Monday, June 09, 2008

Take a drive down Fountain Avenue and you can see a mid-afternoon drug deal on the sidewalk, hand-scrawled for sale signs offering houses for $500 down and $300 a month, an abandoned apartment building with plywood windows and a kicked-in front door, and lots of vacant houses.

Welcome to ground zero of Montgomery County's foreclosure crisis. In the last three years, the four-block residential street in the Santa Clara neighborhood between North Main Street and Salem Avenue has seen 45 foreclosed homes sold at sheriff's auction, a Dayton Daily News analysis has found.

In the 300 block alone, more than half — 15 of 28 properties — were sold at auction between Jan. 1, 2005, and the end of March 2008.

It wasn't always this way.

Years ago the neighborhood was solidly middle class and home to many Jewish merchants, said homeowner Paul Latham, who used to visit with an old-timer down the street.

"He would tell me how the community used to be, how rich it was and how it changed," said Latham, a 12-year resident of 312 Fountain Ave.

The slide downhill has been long and painful.

Latham points across the street to one of the worst eyesores, a vacant brick apartment building at 323 Fountain Avenue. A "No Trespassing" sign hangs above the broken-down door. Torn boards expose shattered windows and the interior, neighbors say, is popular with crack smokers.

Around one corner stands a burned-out house, debris piled in the yard. One block over on Victor Avenue, aluminum siding is stripped off a vacant house as high as a man's arm can reach.

Of the city's 64 neighborhood areas, the Santa Clara district ranks third highest in foreclosure sales, with 196 in the last three years.

"It's become a haven for prostitutes and drug dealers," said Kenneth Conant, neighborhood representative to the Fair River Oaks Council Priority Board.

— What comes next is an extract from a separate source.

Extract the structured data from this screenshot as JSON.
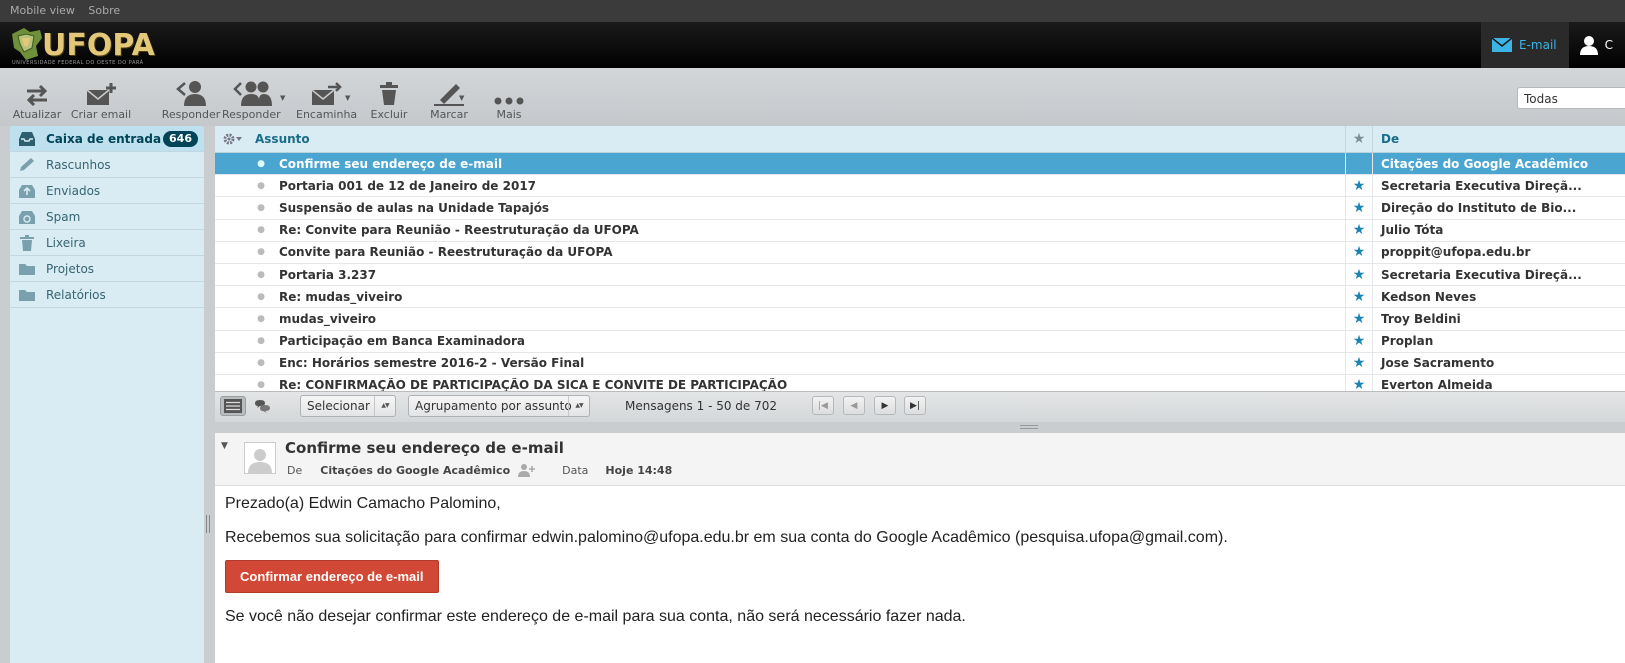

Surrounded by vacant buildings, homeowner Debbie Maggs' tiny white house with the picket fence at 245 Victor Ave. is notable for its neatness and the silk flowers decorating her porch. Across the street, shredded phone books cover the lawn of the foreclosed and vacant Victorian apartment building.

"That used to be a drug house and they closed it down," said Maggs, who's lived on Victor Avenue for 21 years. "I've kicked people out of that building for stealing copper. You have to be careful because you don't know who's carrying a gun."